Like Mother Teresa on a message grid, Nicola Sturgeon loves nothing more than going among the poor and downtrodden with a hug, some hope, and an embargoed press release. EU nationals are the latest beneficiaries of the First Minister’s ministrations. The SNP leader has penned an open letter to EU citizens resident north of the border as part of her ‘Stay in Scotland’ scheme to help them secure settled status. The language is as meticulously neutral as it always is in taxpayer-funded Scottish Government initiatives:
‘As EU citizens in the UK you have had to endure years of careless indecision on what the future holds for your lives, your careers and your families… The hardest part of dealing with Brexit has been meeting EU citizens across Scotland, who want to stay here but who do not know what steps they need to take and whether their rights will be secured.’

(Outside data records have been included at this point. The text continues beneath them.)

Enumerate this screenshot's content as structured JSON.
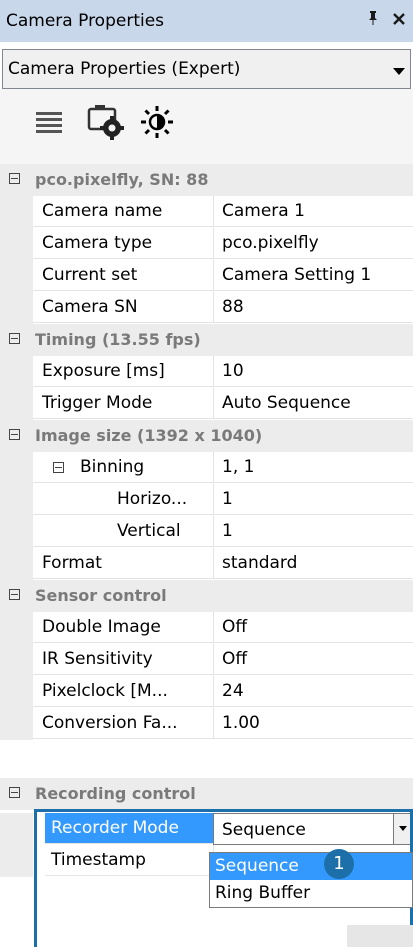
{
  "window": {
    "title": "Camera Properties",
    "pin_glyph": "չ",
    "close_glyph": "✕"
  },
  "view_select": {
    "value": "Camera Properties (Expert)"
  },
  "toolbar": {
    "icons": [
      "list-icon",
      "camera-settings-icon",
      "brightness-icon"
    ]
  },
  "categories": {
    "camera": "pco.pixelfly, SN: 88",
    "timing": "Timing (13.55 fps)",
    "image_size": "Image size (1392 x 1040)",
    "sensor": "Sensor control",
    "recording": "Recording control"
  },
  "props": {
    "camera_name": {
      "name": "Camera name",
      "value": "Camera 1"
    },
    "camera_type": {
      "name": "Camera type",
      "value": "pco.pixelfly"
    },
    "current_set": {
      "name": "Current set",
      "value": "Camera Setting 1"
    },
    "camera_sn": {
      "name": "Camera SN",
      "value": "88"
    },
    "exposure": {
      "name": "Exposure [ms]",
      "value": "10"
    },
    "trigger_mode": {
      "name": "Trigger Mode",
      "value": "Auto Sequence"
    },
    "binning": {
      "name": "Binning",
      "value": "1, 1"
    },
    "horizontal": {
      "name": "Horizo...",
      "value": "1"
    },
    "vertical": {
      "name": "Vertical",
      "value": "1"
    },
    "format": {
      "name": "Format",
      "value": "standard"
    },
    "double_image": {
      "name": "Double Image",
      "value": "Off"
    },
    "ir_sensitivity": {
      "name": "IR Sensitivity",
      "value": "Off"
    },
    "pixelclock": {
      "name": "Pixelclock [M...",
      "value": "24"
    },
    "conversion": {
      "name": "Conversion Fa...",
      "value": "1.00"
    },
    "recorder_mode": {
      "name": "Recorder Mode",
      "value": "Sequence"
    },
    "timestamp": {
      "name": "Timestamp",
      "value": ""
    }
  },
  "recorder_options": [
    "Sequence",
    "Ring Buffer"
  ],
  "badge": "1",
  "colors": {
    "title_bg": "#c8d7ea",
    "selection": "#3399ff",
    "callout": "#1c6fa8"
  }
}
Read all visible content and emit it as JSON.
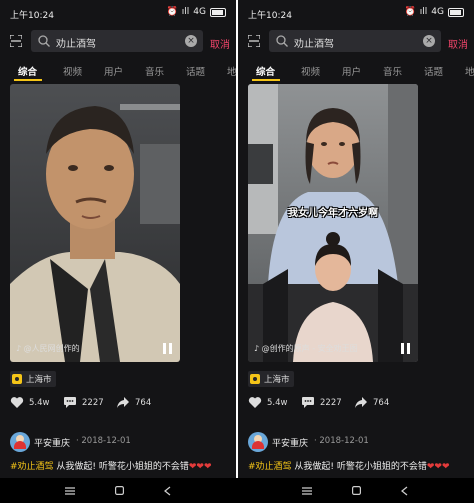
{
  "status": {
    "time": "上午10:24",
    "signal": "4G"
  },
  "search": {
    "query": "劝止酒驾",
    "cancel_label": "取消"
  },
  "tabs": [
    {
      "label": "综合",
      "active": true
    },
    {
      "label": "视频"
    },
    {
      "label": "用户"
    },
    {
      "label": "音乐"
    },
    {
      "label": "话题"
    },
    {
      "label": "地"
    }
  ],
  "accent": "#f5c518",
  "cancel_color": "#f2456a",
  "left_card": {
    "music_text": "@人民网创作的",
    "location": "上海市",
    "likes": "5.4w",
    "comments": "2227",
    "shares": "764",
    "author": "平安重庆",
    "date": "· 2018-12-01",
    "hashtag": "#劝止酒驾",
    "description": " 从我做起! 听警花小姐姐的不会错",
    "hearts": "❤❤❤"
  },
  "right_card": {
    "subtitle": "我女儿今年才六岁啊",
    "music_text": "@创作的原声 - 安全劝王图",
    "location": "上海市",
    "likes": "5.4w",
    "comments": "2227",
    "shares": "764",
    "author": "平安重庆",
    "date": "· 2018-12-01",
    "hashtag": "#劝止酒驾",
    "description": " 从我做起! 听警花小姐姐的不会错",
    "hearts": "❤❤❤"
  },
  "navbar": {
    "icons": [
      "menu-icon",
      "home-square-icon",
      "back-icon"
    ]
  }
}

Helping EU migrants make the UK their home is laudable. ‘Scotland is your home, you are welcome here, and you are valued’ is how the UK Government ought to be addressing them. But before the mawkish tributes to Sturgeon and her ‘progressive’ approach begin to ooze from the Scottish commentariat, it’s worth recalling an earlier episode involving EU migrants that the SNP would like to forget.
Before the 2014 referendum, the Scottish Government told voters that ‘Scotland is part of the European Union and will remain part of it as an independent country’. The White Paper, its fabulist framework for secession, assured Scots that the EU treaties could be revised ‘before Scotland becomes independent, to enable it to become a member state at the point of independence’. José Manuel Barroso, then president of the European Commission, contradicted these assertions, telling the House of Lords economic affairs committee: ‘[A] new independent state would, by the fact of its independence, would become a third country with respect to the EU and the treaties would no longer apply on its territory’. Over the course of the campaign, Barroso’s statement was echoed by European Council president Herman van Rompuy, Spanish prime minister Mariano Rajoy and Commission vice president Viviane Reding.
Backed into a corner, the SNP went with an instinct never far from the surface: it issued a threat. Two months before polling day and in the middle of Glasgow’s Commonwealth Games, Nicola Sturgeon warned:
‘We have set down a robust and common sense position.There are 160,000 EU nationals from other states living in Scotland, including some in the Commonwealth Games city of Glasgow. If Scotland was outside Europe, they would lose the right to stay here.’
Reminded of this ugly tactic, Scottish nationalists will insist it’s completely different from the Tories failing to confirm the settled status of EU migrants post-Brexit but, after a few circuits of logic hurdles, it becomes clear that the germane difference is that Sturgeon was pursuing A Good Policy and Theresa May A Bad Policy. In truth, Sturgeon’s comments were not isolated. Around the same time, Robin McAlpine, director of influential pro-independence think tank Common Weal, said Scotland would only ‘be out the EU for as long as we can afford to put every single EU citizen in this country on an EasyJet and send them back to their countries’.
For Sturgeon now to pose as defender of EU nationals’ rights is hypocritical cant. That she will go almost unchallenged by her third-sector groupies and that wodge of the Scottish press that cannot see political villainy outside Westminster should not surprise anyone. Scotland is a conservative country that rallies to its own establishment, whomever that happens to be at any given time. We don’t need Brussels as a bogeyman, for we have London. We don’t need Brexit or Jacob Rees-Mogg or blue passports for we have independence and Joanna Cherry and boycotts of Union Jack stickers on supermarket goods. But these aren’t the same things. Our nationalism is different, you see.
Of course, Sturgeon’s hypocrisy doesn’t excuse the incompetence, pettiness, and disregard for EU nationals the May government has displayed throughout the Brexit process. In 2014, 57 per cent of voters born outside the UK backed remaining in the Union while 43 per cent wanted to leave. It’s difficult to imagine that spread being replicated in a re-run referendum. Events of the past five years, chiefly Brexit and the acrid rhetoric and callous policies around it, have recast the UK from benign, if eccentric, international power to the insular, Empire-mourning Farageland of Scottish nationalist imagination. Among the sins of the Brexiteers, few are as grievous as giving Neal Ascherson a point.
I continue to understand the UK as a good country, although one that has, like Scotland in the age of nationalism, allowed the worst of its nature off the tether. We won’t get back to where we were — it doesn’t work like that — but eventually we’ll find our footing. If we continue to pretend our superiority complex is benign, or non-existent, it will remain untethered and Scotland will go on stumbling in the shadow of Brexit until it drops into a similar trap of its own devising.